Genauergesagt bei seinem kauzigen, alten Nachbarn Albert Knupp, ebenfalls Wittwer, wenn auch bereits seit 20 Jahren.
Taler entdeckt, dass Knupp ebenfalls heimlich Fotos von Talers Haus und den anderen Häusern in der Nachbarschaft macht und anfängt, seinen Garten umzugraben und dort Pflanzen auszutauschen. Es dauert nicht lange, bis Taler die Ursache von Knupps Verhalten erfährt... und zwar von dem alten Mann selbst, der Taler in sein ungewöhnliches Projekt einweiht: Knupp glaubt an die Aussage eines Wissenschaftlers, der die These aufgestellt hat, im Leben gäbe es keine Zeit, sondern nur Veränderungen. Würde man alle Veränderungen rückgängig machen, sollte es theoretisch möglich sein, einen bestimmten "Zeit"punkt im Leben zu wiederholen, nachzubauen, wiederherzustellen. Knupp will die Veränderungen der letzten 20 Jahre rückgängig machen, zurück zu einem ganz bestimmten Tag, an dem seine Frau noch lebte. Dazu muss er Fotos von "damals" und "heute" vergleichen und analysieren, renovierte Häuser in ehemalige Zustände zurückversetzen, gewachsene Bäume und Sträucher ausreißen und neu pflanzen, neue Autos gegen die alten Modelle austauschen und auch sein eigenes Aussehen mithilfe von chirurgischen Eingriffen in seine ursprüngliche Form bringen.
Da der alte Mann weiß, dass er dieses Projekt finanziell und kräftemäßig alleine niemals vollenden kann, überredet er Taler, mit einzusteigen. Taler willigt ein - weil er zum einen spürt, dass Knupp ihm durch das monatelange Beobachten und Fotografieren der Nachbarschaft dabei helfen könnte, Lauras Mörder ausfindig zu machen. Zum anderen würde ein erfolgreicher Ausgang des Versuches bedeuten, dass Taler auch seine tote Laura zurückzuholen könnte...

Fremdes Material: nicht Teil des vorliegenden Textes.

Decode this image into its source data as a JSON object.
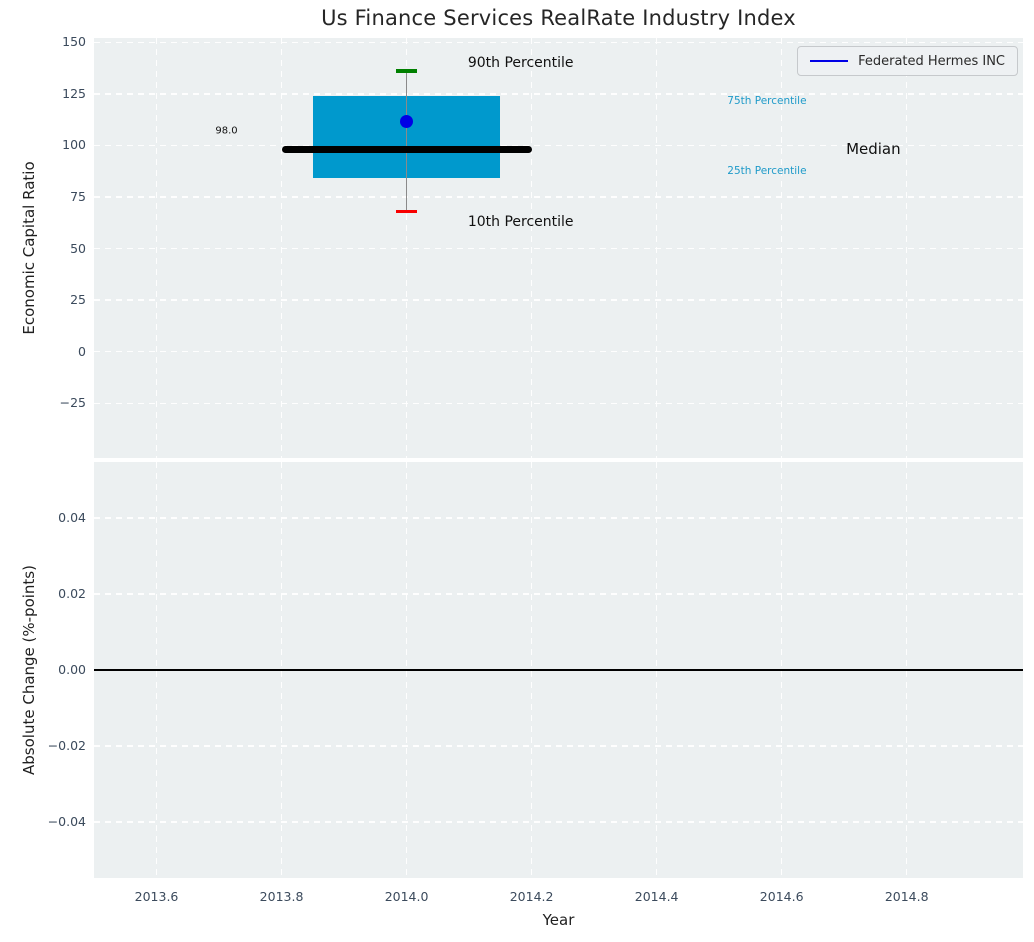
{
  "title": "Us Finance Services RealRate Industry Index",
  "legend": {
    "label": "Federated Hermes INC"
  },
  "colors": {
    "plot_bg": "#ecf0f1",
    "grid": "#ffffff",
    "box_fill": "#0099cd",
    "median_line": "#000000",
    "whisker": "#8a8a8a",
    "cap_upper": "#008000",
    "cap_lower": "#f80000",
    "company_dot": "#0000e6",
    "legend_line": "#0000e6",
    "tick_label": "#3b4a5c",
    "text": "#262626",
    "percentile_label": "#1e9ac9",
    "zero_line": "#000000"
  },
  "chart_data": [
    {
      "type": "box",
      "title": "Us Finance Services RealRate Industry Index",
      "xlabel": "",
      "ylabel": "Economic Capital Ratio",
      "xlim": [
        2013.5,
        2014.986
      ],
      "ylim": [
        -51.5,
        152.1
      ],
      "grid": true,
      "legend_position": "upper right",
      "show_xtick_labels": false,
      "xticks": [
        {
          "v": 2013.6,
          "label": "2013.6"
        },
        {
          "v": 2013.8,
          "label": "2013.8"
        },
        {
          "v": 2014.0,
          "label": "2014.0"
        },
        {
          "v": 2014.2,
          "label": "2014.2"
        },
        {
          "v": 2014.4,
          "label": "2014.4"
        },
        {
          "v": 2014.6,
          "label": "2014.6"
        },
        {
          "v": 2014.8,
          "label": "2014.8"
        }
      ],
      "yticks": [
        {
          "v": 150,
          "label": "150"
        },
        {
          "v": 125,
          "label": "125"
        },
        {
          "v": 100,
          "label": "100"
        },
        {
          "v": 75,
          "label": "75"
        },
        {
          "v": 50,
          "label": "50"
        },
        {
          "v": 25,
          "label": "25"
        },
        {
          "v": 0,
          "label": "0"
        },
        {
          "v": -25,
          "label": "−25"
        }
      ],
      "boxes": [
        {
          "x": 2014.0,
          "box_half_width": 0.15,
          "median_half_width": 0.2,
          "cap_half_width": 0.017,
          "p90": 136,
          "p75": 124,
          "median": 98.0,
          "p25": 84,
          "p10": 68,
          "company_value": 111.5,
          "median_label": "98.0"
        }
      ],
      "annotations": [
        {
          "text": "90th Percentile",
          "x": 2014.098,
          "y": 140,
          "color": "#111111",
          "size": 14,
          "align": "left",
          "name": "annotation-90th-percentile"
        },
        {
          "text": "10th Percentile",
          "x": 2014.098,
          "y": 63,
          "color": "#111111",
          "size": 14,
          "align": "left",
          "name": "annotation-10th-percentile"
        },
        {
          "text": "75th Percentile",
          "x": 2014.513,
          "y": 121.5,
          "color": "#1e9ac9",
          "size": 10.5,
          "align": "left",
          "name": "annotation-75th-percentile"
        },
        {
          "text": "25th Percentile",
          "x": 2014.513,
          "y": 87.5,
          "color": "#1e9ac9",
          "size": 10.5,
          "align": "left",
          "name": "annotation-25th-percentile"
        },
        {
          "text": "Median",
          "x": 2014.703,
          "y": 98.5,
          "color": "#111111",
          "size": 15,
          "align": "left",
          "name": "annotation-median"
        },
        {
          "text": "98.0",
          "x": 2013.712,
          "y": 107,
          "color": "#111111",
          "size": 10,
          "align": "center",
          "name": "annotation-median-value"
        }
      ]
    },
    {
      "type": "line",
      "xlabel": "Year",
      "ylabel": "Absolute Change (%-points)",
      "xlim": [
        2013.5,
        2014.986
      ],
      "ylim": [
        -0.0547,
        0.0547
      ],
      "grid": true,
      "show_xtick_labels": true,
      "zero_line": 0.0,
      "xticks": [
        {
          "v": 2013.6,
          "label": "2013.6"
        },
        {
          "v": 2013.8,
          "label": "2013.8"
        },
        {
          "v": 2014.0,
          "label": "2014.0"
        },
        {
          "v": 2014.2,
          "label": "2014.2"
        },
        {
          "v": 2014.4,
          "label": "2014.4"
        },
        {
          "v": 2014.6,
          "label": "2014.6"
        },
        {
          "v": 2014.8,
          "label": "2014.8"
        }
      ],
      "yticks": [
        {
          "v": 0.04,
          "label": "0.04"
        },
        {
          "v": 0.02,
          "label": "0.02"
        },
        {
          "v": 0.0,
          "label": "0.00"
        },
        {
          "v": -0.02,
          "label": "−0.02"
        },
        {
          "v": -0.04,
          "label": "−0.04"
        }
      ],
      "series": []
    }
  ]
}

Die Beschreibung des Buches klang für mich sehr spannend, und die Idee, die Zeit durch das Rückgängigmachen von Veränderungen austricksen zu wollen, wahnsinnig interessent. Aber von einem Suter hätte ich doch etwas mehr erwartet.
Das Buch war zeitweise verwirrend und schwer nachvollziehbar, andere Stellen unnötig an den Haaren herbei oder in die Länge gezogen, sogar langweilig (ich meine, ich brauche keine zwei Seiten Beschreibung, wie ein Baum umgepflanzt und zurechtgeschnitten wird, da kann ich auch ein Gartenhandbuch lesen) und der Schluss - ohne viel über den Ausgang der Geschichte verraten zu wollen - völlig banal und enttäuschend.

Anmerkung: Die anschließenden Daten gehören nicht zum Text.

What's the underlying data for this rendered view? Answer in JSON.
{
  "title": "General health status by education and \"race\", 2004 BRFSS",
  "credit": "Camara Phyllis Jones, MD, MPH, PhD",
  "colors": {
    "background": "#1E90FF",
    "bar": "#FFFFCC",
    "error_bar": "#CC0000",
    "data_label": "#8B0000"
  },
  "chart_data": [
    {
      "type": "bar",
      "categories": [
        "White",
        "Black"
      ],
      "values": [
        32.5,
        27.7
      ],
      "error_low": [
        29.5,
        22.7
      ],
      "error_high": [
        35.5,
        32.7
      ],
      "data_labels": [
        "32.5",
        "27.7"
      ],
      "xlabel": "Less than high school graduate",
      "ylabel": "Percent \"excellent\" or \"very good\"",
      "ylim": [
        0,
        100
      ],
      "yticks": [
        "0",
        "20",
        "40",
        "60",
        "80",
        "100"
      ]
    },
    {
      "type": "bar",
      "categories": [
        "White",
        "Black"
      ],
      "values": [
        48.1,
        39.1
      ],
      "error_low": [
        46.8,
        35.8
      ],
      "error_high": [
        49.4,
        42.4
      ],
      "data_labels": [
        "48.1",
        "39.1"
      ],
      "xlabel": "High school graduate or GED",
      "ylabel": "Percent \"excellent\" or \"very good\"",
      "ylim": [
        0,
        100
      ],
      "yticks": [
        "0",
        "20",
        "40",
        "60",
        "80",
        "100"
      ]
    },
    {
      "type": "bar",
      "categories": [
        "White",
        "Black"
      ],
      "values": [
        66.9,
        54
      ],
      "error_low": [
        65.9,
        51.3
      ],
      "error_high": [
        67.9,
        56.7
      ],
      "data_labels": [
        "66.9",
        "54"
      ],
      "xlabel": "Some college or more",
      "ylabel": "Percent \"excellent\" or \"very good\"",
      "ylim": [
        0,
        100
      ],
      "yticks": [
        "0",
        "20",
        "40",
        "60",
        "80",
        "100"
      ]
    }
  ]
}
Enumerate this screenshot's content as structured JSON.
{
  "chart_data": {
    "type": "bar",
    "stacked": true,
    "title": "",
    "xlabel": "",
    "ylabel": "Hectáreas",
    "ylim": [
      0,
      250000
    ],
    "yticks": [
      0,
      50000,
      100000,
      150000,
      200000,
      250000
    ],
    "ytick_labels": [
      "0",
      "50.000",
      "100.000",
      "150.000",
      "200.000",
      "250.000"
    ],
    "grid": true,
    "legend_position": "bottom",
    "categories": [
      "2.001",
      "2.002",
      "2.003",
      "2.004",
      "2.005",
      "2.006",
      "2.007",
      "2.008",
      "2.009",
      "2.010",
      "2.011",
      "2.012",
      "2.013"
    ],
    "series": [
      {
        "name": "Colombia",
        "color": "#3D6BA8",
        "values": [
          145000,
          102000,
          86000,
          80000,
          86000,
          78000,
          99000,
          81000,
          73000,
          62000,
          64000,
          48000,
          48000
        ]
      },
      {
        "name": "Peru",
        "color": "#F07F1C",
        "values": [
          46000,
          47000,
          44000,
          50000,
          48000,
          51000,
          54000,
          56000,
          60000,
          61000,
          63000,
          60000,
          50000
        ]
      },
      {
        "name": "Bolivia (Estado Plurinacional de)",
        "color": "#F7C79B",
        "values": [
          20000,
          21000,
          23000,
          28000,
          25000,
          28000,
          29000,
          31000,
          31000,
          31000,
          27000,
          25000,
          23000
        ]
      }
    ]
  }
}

Klar waren einige Stellen auch, typisch sutermäßig, sehr unterhaltsam zu lesen, aber im Großen und Ganzen empfand ich "Die Zeit, Die Zeit" als den bis dato schwächsten Roman von Suter.
Vielleicht ein gutes Einsteigerbuch für alle, die bisher noch nichts von ihm gelesen haben. Aber sein richtiges Potential entfaltet der Schweizer Autor in anderen Werken, die bereits erschienen sind und bestimmt auch noch zahlreich erscheinen werden...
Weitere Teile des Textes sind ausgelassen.